Photo: Kelly Gough in 'Harm' at Bush Theatre (Photo by Isha Shah)

'Harm' delves into our emotional and psychological self-harm with an obsessive precision

Sam Marlowe
Sam Marlowe

What are we really doing to ourselves when we start to live our whole lives on social media? What are we doing to each other? In Phoebe Eclair-Powell's smart, acidic new monodrama, the cost of scrolling through endless images of fake perfection, of sacrificing our privacy to create and star in them, and of comparing them to our own ordinary, messy realities is cruelly high. We all know that most of us routinely give far more of ourselves away online than is strictly safe or healthy; that we can too easily begin to measure our worth in likes. But Eclair-Powell's writing picks at the scabs of our emotional and psychological self-harm with an obsessive precision, dramatising feelings that are the constant background throb of 21st century malaise: loneliness, boredom, dissatisfaction, bitter envy. It's coolly astute, and in Atri Banerjee's production, as naggingly compulsive as Insta or TikTok, with Kelly Gough delivering a performance so tense and sharp that you devour it in tense-jawed, goggling fascination.

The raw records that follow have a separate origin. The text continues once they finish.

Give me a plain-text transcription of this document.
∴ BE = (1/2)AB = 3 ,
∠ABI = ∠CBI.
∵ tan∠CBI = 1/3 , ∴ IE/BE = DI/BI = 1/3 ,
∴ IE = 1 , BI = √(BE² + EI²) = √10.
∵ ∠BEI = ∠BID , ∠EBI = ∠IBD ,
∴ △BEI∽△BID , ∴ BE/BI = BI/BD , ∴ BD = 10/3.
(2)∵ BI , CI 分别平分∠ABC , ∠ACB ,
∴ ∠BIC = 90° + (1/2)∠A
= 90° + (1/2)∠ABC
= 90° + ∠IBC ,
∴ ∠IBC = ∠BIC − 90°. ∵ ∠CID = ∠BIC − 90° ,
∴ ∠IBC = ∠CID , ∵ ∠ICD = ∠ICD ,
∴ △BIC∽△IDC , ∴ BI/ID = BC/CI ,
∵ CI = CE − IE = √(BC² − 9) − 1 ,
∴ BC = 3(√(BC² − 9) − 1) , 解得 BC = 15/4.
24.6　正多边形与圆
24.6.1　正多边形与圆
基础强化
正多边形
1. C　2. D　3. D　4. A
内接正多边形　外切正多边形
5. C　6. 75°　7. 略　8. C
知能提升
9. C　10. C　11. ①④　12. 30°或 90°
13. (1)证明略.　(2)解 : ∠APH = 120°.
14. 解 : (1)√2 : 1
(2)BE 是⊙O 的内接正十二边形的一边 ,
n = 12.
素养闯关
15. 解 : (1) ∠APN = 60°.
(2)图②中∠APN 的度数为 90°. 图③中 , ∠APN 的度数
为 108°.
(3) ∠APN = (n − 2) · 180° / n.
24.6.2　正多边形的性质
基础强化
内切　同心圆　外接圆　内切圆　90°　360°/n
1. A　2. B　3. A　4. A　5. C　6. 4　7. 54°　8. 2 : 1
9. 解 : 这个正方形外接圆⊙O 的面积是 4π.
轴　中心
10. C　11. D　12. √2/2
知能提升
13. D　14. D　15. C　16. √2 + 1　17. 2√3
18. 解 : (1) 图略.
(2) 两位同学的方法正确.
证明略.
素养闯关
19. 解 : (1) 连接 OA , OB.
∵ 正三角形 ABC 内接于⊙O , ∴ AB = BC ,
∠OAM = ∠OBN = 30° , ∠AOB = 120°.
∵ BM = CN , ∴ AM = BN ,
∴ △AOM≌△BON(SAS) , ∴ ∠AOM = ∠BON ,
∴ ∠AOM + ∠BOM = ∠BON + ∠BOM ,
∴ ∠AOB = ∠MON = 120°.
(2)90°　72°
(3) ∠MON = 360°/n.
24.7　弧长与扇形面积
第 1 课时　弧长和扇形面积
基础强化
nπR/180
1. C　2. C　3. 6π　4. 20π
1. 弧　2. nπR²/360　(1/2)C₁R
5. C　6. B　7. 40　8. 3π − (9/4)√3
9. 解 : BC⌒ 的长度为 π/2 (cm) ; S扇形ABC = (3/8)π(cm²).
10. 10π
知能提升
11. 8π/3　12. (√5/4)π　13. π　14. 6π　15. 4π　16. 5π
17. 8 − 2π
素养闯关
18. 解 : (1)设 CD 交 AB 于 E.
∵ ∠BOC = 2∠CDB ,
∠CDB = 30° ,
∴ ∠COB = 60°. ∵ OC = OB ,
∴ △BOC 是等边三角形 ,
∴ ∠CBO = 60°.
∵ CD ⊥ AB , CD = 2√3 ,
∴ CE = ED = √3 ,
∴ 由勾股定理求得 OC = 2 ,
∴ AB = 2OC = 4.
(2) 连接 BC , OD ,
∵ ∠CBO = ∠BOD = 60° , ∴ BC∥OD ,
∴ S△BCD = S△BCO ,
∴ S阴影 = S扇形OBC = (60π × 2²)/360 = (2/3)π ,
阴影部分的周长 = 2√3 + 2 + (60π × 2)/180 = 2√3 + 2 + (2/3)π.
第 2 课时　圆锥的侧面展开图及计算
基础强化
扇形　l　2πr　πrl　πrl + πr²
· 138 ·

Lee Curran's neon-bright lighting creates the atmosphere of a poisoned candy shop, and Rosanna Vize's set is a stroke of genius: an enormous stuffed bunny, like some horror dredged from the trash aesthetic of artist Jeff Koons, propped up on a glaring grass-green carpet. As Gough's nameless 39-year-old woman hurtles down a rabbit-hole of trolling, hashtags, attention-seeking and heart emojis, this monstrous creature takes on a nightmarish significance. It's the Lewis Carroll-esque white rabbit she chases through an increasingly dark and topsy turvy digital Wonderland; it's the weight of her overwhelming unhappiness, which she ends up dragging helplessly around the stage. And, as the divisions between her virtual and IRL existences blur, it's a mocking emblem of what she's become: a stalking, tormented obsessive, a "bunny boiler".

The woman is a London estate agent, flogging overpriced houses to young couples who can't afford them, selling illusions of dream homes and gramable lifestyles. Gough plays her with a cynical wit, her armour against her sense of emptiness. She has contempt for her sleazy boss, and even more for her dad's new young wife, who, discomfitingly, is an old schoolmate; her weekends are spent mostly in a drugged sleep. When a successful influencer, Alice, comes to buy a house, the woman becomes fixated. Everything about Alice absorbs her: her flawless style; her handsome, "budget David Gandy" husband; her glamorous career. She wants to destroy her and be her best friend all at once. When she tries, online and off, to do both, the results are carnage, and the galvanising viciousness and hate she discovers on dragging sites, in web comments and in herself is breathtaking.

Gough is riveting, delivering barbed put-downs with a swagger, or squatting on the floor, Gollum-like, hugging her knees and nursing her spite. Pain, panic and neediness lurk behind the curled lip: she's agonisingly torn, one moment gazing at Alice's artfully untidy updo so plump and glossy that she longs to eat it, the next delighting that "Alice's face is so snotty when she cries". Key to her misery is her acute awareness of how shameful her ghastly behaviour is - one of her screen names is SadBitch11 - and we yearn to urge her to stop before it's too late. That's a lesson all of us should probably remember the next we reach for our phones. Grim, glittering and dangerously gripping.

Harm is at the Bush Theatre to 26 June.